KOTA BEKASI, dailyindonesia.co — Alokasi hibah sebesar Rp4,5 miliar untuk Kejaksaan Negeri Kota Bekasi dalam Anggaran Pendapatan dan Belanja Daerah Tahun 2026 menuai sorotan tajam. Selain tidak disertai penjelasan rinci mengenai peruntukannya, alokasi ini muncul di tengah peringatan tegas Komisi Pemberantasan Korupsi dan Kementerian Dalam Negeri agar pemerintah daerah tidak lagi memberikan dana kepada instansi vertikal.
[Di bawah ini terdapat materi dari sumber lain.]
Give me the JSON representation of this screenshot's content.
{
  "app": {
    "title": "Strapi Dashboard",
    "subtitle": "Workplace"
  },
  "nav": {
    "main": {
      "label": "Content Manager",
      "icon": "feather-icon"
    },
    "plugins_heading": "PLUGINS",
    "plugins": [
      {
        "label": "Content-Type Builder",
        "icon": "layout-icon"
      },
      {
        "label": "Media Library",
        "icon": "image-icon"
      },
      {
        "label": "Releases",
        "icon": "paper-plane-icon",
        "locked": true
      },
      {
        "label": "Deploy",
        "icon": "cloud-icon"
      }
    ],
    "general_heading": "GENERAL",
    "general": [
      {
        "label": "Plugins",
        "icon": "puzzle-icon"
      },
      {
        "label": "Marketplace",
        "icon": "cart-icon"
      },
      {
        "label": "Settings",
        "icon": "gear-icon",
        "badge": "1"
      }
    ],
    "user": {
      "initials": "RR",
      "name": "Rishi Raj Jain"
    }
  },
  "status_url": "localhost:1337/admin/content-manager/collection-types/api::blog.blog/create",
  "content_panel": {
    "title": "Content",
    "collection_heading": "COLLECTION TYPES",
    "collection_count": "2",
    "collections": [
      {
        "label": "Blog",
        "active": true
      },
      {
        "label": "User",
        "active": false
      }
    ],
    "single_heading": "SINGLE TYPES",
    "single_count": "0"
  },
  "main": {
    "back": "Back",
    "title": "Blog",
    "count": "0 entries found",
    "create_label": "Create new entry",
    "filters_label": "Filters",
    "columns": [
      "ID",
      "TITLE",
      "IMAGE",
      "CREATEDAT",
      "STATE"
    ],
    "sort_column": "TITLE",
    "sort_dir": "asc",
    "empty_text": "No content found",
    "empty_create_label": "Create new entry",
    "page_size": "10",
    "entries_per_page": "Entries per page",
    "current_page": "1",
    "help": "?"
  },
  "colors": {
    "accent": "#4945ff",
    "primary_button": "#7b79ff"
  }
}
Dalam dokumen APBD 2026, Kejari Kota Bekasi tercatat sebagai penerima hibah pada program Penataan Administrasi Pemerintahan di bawah Bagian Tata Pemerintahan. Namun, data yang tercantum hanya sebatas nama lembaga, alamat, dan nilai anggaran, tanpa memuat rincian kegiatan maupun manfaat yang akan diperoleh masyarakat.
Ketua KPK Setyo Budiyanto telah mengingatkan kepala daerah bahwa instansi vertikal seperti kejaksaan dan kepolisian sudah dibiayai sepenuhnya melalui Anggaran Pendapatan dan Belanja Negara. Pemberian dana tambahan dari daerah dinilai berisiko menimbulkan konflik kepentingan dan persepsi keberpihakan penegak hukum kepada pemerintah daerah. Ia juga mencatat sejumlah kasus korupsi berawal dari pola pemberian fasilitas semacam ini.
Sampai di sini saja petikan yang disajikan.